1 year ago-1 points(+0/-0/-1Score on mirror)2 children
jeesus fucking christ.
the propability for alll the space shit to be fake is about the same as lizzard people, hollow earth and flat earth all being true at the same time.
if you wanna believe that, okay for me, as long as we agree on killing all niGGers.
but the shere assumpption that Kiketrumps opinion on any complicated matter is proof for anything is just so reatarded, its even worse than that autistic scientist failing to express nuances in his statement.
you know why we dont have the technology anymore???
because nowadays we dont send some gung-ho soldiers up there with a 50/50 chance of blowing up. thats why.

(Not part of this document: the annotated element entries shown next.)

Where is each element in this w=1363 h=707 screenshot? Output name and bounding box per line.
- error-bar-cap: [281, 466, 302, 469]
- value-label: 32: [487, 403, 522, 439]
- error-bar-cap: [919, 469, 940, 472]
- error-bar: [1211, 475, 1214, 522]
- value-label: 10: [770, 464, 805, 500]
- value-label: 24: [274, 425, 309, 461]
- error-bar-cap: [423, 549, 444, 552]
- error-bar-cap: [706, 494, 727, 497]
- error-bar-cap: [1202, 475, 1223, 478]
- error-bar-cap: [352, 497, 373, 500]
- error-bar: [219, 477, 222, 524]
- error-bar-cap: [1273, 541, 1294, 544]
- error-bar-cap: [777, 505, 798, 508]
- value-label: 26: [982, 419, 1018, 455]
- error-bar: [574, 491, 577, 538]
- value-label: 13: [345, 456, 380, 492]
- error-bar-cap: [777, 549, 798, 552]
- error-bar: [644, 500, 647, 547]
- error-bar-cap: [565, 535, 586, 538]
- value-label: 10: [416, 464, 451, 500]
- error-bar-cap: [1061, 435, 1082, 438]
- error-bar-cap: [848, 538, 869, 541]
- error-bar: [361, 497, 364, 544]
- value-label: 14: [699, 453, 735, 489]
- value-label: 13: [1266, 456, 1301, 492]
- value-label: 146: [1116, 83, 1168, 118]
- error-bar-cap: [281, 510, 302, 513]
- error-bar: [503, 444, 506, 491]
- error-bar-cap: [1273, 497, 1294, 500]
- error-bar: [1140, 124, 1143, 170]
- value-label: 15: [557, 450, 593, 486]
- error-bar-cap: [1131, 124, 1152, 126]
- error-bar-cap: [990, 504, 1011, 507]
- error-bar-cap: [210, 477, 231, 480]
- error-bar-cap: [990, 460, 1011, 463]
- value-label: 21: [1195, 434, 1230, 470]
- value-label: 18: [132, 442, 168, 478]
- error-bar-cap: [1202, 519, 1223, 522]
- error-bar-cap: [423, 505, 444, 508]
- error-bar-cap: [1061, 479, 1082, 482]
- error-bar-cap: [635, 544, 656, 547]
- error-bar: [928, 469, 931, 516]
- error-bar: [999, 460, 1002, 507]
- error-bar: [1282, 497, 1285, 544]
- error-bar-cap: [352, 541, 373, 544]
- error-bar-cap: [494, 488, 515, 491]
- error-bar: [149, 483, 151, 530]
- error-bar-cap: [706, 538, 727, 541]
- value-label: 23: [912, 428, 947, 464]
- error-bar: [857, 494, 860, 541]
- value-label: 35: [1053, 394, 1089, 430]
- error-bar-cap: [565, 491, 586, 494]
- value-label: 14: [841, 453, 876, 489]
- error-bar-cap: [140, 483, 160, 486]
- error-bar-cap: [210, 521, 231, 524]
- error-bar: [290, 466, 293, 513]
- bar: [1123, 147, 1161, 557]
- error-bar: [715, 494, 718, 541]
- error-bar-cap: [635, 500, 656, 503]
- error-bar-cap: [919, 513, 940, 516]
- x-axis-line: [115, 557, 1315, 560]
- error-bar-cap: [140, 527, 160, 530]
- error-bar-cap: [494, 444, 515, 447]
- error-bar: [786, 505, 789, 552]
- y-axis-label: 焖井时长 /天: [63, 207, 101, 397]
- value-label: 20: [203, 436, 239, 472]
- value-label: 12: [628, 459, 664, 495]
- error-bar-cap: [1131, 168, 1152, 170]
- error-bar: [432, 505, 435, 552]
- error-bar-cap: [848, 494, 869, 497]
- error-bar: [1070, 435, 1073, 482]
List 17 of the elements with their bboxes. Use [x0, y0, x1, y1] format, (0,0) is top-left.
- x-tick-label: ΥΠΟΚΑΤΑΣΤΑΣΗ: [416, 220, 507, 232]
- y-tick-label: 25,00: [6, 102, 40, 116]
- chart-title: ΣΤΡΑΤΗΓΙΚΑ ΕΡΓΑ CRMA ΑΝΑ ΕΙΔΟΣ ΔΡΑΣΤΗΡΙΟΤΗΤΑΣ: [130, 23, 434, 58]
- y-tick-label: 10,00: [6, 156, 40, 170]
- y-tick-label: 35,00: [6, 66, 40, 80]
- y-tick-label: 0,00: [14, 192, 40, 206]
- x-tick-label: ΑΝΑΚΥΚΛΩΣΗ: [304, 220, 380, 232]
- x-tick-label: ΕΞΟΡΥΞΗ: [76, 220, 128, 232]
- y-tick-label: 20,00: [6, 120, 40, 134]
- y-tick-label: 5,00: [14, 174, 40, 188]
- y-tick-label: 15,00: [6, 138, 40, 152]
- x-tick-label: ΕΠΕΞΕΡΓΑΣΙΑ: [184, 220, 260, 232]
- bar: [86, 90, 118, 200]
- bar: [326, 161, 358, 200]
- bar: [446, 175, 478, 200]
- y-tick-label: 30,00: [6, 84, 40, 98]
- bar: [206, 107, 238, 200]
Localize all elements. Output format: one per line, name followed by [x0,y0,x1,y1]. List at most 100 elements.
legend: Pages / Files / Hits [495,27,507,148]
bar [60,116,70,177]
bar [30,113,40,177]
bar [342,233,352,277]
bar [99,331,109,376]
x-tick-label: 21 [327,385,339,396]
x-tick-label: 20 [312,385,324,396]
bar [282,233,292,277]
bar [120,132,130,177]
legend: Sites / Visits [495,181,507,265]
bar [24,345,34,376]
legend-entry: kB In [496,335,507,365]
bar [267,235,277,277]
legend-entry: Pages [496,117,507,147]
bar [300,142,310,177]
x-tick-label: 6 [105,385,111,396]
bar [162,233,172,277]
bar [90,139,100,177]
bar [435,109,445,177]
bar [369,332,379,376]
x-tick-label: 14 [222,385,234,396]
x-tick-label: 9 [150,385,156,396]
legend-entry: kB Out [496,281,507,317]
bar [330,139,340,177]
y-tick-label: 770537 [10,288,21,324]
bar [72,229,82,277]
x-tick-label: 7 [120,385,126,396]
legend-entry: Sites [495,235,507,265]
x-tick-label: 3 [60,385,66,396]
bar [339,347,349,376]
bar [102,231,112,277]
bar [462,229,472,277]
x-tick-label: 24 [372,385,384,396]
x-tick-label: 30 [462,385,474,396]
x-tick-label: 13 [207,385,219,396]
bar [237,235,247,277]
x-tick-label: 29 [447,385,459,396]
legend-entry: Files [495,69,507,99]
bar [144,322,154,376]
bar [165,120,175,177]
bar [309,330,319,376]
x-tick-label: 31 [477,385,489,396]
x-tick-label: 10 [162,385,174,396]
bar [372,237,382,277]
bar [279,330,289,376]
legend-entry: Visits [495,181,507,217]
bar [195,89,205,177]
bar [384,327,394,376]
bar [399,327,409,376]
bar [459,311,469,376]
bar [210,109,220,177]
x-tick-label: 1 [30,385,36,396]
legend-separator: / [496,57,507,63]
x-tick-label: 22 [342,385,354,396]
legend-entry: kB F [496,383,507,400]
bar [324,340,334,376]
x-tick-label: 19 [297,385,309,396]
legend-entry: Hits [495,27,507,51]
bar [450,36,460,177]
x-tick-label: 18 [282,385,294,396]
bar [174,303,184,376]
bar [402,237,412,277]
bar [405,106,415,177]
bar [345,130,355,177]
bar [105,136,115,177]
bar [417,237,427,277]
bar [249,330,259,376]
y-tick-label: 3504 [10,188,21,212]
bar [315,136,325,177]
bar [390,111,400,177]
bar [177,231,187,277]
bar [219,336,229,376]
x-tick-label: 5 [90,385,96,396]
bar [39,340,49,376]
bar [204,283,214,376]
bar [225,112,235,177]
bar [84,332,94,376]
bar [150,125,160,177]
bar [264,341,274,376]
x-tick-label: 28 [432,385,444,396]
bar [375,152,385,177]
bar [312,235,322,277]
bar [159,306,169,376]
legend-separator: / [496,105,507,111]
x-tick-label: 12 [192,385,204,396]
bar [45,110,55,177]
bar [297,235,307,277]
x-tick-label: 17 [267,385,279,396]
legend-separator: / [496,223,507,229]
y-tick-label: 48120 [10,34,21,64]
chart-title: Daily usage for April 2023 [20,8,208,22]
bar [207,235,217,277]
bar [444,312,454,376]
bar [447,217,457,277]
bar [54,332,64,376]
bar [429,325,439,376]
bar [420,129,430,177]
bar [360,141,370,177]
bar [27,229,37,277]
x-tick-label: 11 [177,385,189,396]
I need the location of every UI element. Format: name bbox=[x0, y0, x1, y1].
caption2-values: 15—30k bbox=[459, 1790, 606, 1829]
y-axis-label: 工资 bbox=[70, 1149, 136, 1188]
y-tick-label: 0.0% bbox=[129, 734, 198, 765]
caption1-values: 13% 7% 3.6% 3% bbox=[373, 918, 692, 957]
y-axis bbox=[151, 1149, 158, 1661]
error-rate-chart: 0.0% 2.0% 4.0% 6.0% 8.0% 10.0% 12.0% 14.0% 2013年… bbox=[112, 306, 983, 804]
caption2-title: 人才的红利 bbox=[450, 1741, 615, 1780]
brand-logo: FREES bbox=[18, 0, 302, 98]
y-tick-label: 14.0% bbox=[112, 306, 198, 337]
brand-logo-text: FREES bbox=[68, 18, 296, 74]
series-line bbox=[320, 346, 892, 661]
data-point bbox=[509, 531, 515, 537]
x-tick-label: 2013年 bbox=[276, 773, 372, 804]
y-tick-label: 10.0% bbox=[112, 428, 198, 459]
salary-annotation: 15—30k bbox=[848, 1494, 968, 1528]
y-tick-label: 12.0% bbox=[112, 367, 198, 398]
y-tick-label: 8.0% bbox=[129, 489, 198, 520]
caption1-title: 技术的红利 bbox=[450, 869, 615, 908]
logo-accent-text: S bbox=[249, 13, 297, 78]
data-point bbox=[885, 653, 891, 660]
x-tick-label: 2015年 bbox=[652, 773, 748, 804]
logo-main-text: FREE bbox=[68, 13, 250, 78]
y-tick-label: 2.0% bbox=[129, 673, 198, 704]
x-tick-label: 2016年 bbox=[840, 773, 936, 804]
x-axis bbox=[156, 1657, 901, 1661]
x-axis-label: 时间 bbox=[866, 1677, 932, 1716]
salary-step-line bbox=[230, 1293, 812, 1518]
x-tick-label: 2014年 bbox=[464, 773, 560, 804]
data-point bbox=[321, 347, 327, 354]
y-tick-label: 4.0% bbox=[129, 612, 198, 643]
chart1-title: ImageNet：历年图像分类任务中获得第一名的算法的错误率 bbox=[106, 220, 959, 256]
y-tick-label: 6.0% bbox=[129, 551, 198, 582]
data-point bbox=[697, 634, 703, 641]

weve come a long way baby.
NASA and ESA and all others are acting so slow, it feels like a bad joke, like a conspiracy, but the conspiracy is not "space doesnt exist" the conspiracy in its most crazy form can only be "its good for humanity to delay becoming an interplanetary civilisation, cause once any individual can own ten metric tons of Gold, the Global stranglehold of the jEwish bankers breaks down..
think of that.
theres literal balls of iron Gold and platinum 20 MILES WIDE floating through space...
you think any jEwish hoarder wants that kinda wealth redistributed???
1 year ago-1 points(+0/-0/-1Score on mirror)1 child
> i have worked for european space agenca,
Doing what? Were you an astronaut?
> and i know many people who have telescopes that are good enough to view our neighbouring planets.
Okay, so your friend has something that allows you to see lights in the sky with more detail, and therefore everything you've been told about them is true?
> they may be able to hide a saucer. but.. THE EXISTENCE OF SPACE?????
They don't need to hide it from people like you. You don't question it, no matter how ridiculous the claim is. Why? You're saying because they couldn't possibly lie about it. Okay.